Potsdam, den 24. Januar 2024: Heute wurden im Landtag nach drei Jahren intensiver Arbeit und nach langem Ringen zwischen dem Bündnis Verkehrswende Brandenburg, dem Verkehrsministerium und den Regierungsfraktionen das erste Mobilitätsgesetz des Landes Brandenburg sowie bedeutende Änderungen im ÖPNV- und im Straßengesetz verabschiedet.

„Wir freuen uns, dass es doch noch zu diesem Kompromiss gekommen ist. So konnten wenigstens für einen Sektor die Klimaschutzziele rechtlich festgeschrieben werden“, erläutert Franziska Sperfeld, Vorsitzende des BUND Brandenburg.

„Mit dem Mobilitätsgesetz erhält Brandenburg nach Berlin, Nordrhein-Westfalen und Hessen endlich eine gesetzliche Grundlage für den Rad- und Fußverkehr. Das ist ein wichtiger Schritt in Richtung Gleichberechtigung der Verkehrsmittel und die zentrale Voraussetzung dafür, dass der Umstieg aufs Rad attraktiver gemacht wird“, ergänzt Christian Wessel, stellvertretender Vorsitzender des ADFC Brandenburg.

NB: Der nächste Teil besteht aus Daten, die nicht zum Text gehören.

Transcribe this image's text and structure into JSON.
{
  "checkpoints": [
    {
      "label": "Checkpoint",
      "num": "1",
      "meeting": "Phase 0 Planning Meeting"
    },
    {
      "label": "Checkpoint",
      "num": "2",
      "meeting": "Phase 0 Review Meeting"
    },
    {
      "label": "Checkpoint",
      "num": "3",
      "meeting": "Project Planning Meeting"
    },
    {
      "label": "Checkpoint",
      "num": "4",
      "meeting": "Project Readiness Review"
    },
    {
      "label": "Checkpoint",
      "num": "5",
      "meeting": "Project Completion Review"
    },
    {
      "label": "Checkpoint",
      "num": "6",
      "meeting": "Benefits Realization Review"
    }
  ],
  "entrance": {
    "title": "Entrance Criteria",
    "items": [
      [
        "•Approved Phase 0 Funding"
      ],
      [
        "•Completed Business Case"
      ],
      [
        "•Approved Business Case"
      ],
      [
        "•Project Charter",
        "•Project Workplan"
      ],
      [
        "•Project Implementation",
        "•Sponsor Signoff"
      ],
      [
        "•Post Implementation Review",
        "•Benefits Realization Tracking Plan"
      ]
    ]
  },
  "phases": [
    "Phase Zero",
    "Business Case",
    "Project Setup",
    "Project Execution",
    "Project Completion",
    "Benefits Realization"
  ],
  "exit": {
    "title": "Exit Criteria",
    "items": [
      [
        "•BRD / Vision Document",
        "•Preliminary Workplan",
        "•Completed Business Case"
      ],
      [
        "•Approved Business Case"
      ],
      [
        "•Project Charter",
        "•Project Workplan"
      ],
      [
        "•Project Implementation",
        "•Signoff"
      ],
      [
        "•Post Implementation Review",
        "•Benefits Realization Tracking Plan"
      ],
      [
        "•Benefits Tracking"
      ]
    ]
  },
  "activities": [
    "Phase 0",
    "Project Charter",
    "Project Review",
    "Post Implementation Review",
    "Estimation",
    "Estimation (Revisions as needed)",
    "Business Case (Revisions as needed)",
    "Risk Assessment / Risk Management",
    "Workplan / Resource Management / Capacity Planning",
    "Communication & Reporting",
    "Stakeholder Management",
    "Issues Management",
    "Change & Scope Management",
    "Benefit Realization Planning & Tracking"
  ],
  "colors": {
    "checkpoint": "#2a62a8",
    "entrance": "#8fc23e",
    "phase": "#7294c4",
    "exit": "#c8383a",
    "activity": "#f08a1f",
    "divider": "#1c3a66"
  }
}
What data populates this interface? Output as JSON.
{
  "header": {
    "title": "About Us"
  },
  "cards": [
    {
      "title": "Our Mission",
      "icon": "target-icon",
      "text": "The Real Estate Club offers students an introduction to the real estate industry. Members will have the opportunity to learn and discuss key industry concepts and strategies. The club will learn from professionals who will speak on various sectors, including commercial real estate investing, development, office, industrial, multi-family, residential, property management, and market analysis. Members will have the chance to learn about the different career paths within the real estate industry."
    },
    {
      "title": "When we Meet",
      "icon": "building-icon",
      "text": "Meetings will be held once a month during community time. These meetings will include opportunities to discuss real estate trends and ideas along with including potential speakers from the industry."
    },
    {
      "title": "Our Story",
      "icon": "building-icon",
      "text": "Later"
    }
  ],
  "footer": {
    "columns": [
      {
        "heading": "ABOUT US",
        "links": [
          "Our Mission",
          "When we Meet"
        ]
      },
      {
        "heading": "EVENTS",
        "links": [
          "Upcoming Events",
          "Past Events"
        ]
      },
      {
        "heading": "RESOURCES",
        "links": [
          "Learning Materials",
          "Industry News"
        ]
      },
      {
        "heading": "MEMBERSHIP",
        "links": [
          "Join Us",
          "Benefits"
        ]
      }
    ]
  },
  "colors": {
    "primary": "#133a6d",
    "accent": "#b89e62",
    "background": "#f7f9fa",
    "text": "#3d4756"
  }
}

„Das Mobilitätsgesetz stellt die Weichen für deutliche Verbesserungen im Bahn- und Busangebot - auch auf dem Land. Unser Ziel, das ÖPNV-Gesetz in das Mobilitätsgesetz zu integrieren, bleibt auf der Agenda. Noch vor der Landtagswahl soll geklärt werden, wie das rechtlich funktionieren kann. Unabhängig davon ist der heutige Gesetzesbeschluss erst der Startschuss. Die amtierende und die kommende Landesregierung sind gefordert, die Verkehrswende nun mit Leben zu erfüllen“, erklärt Fritz Viertel, Vorsitzender des ökologischen Verkehrsclubs VCD Brandenburg.

Filibert Hein, Vertreter von Fridays for Future Brandenburg: „Auch im Brandenburgischen Straßengesetz zeigt sich jetzt deutlich die Mobilitätswende, so muss der Neubau von Landesstraßen künftig im Einzelfall begründet und beschlossen werden. Der Landesstraßenbedarfsplan wurde gestrichen.“

„Drei Jahre lang haben Ehrenamtliche an diesem Gesetz mitgeschrieben und für eine zukunftsfähige Mobilität in Brandenburg gekämpft. Ohne dieses Engagement aus der Zivilgesellschaft, hätte es kein solches Gesetz gegeben. Wir hoffen, dass Politik und Verwaltung aus diesem Prozess lernen und die direkte Demokratie in Brandenburg mit diesem Beispiel gestärkt wird“, so Michael Ganschow, Geschäftsführer der Grünen Liga.

Was ändert sich für Bürger:innen und Kommunen?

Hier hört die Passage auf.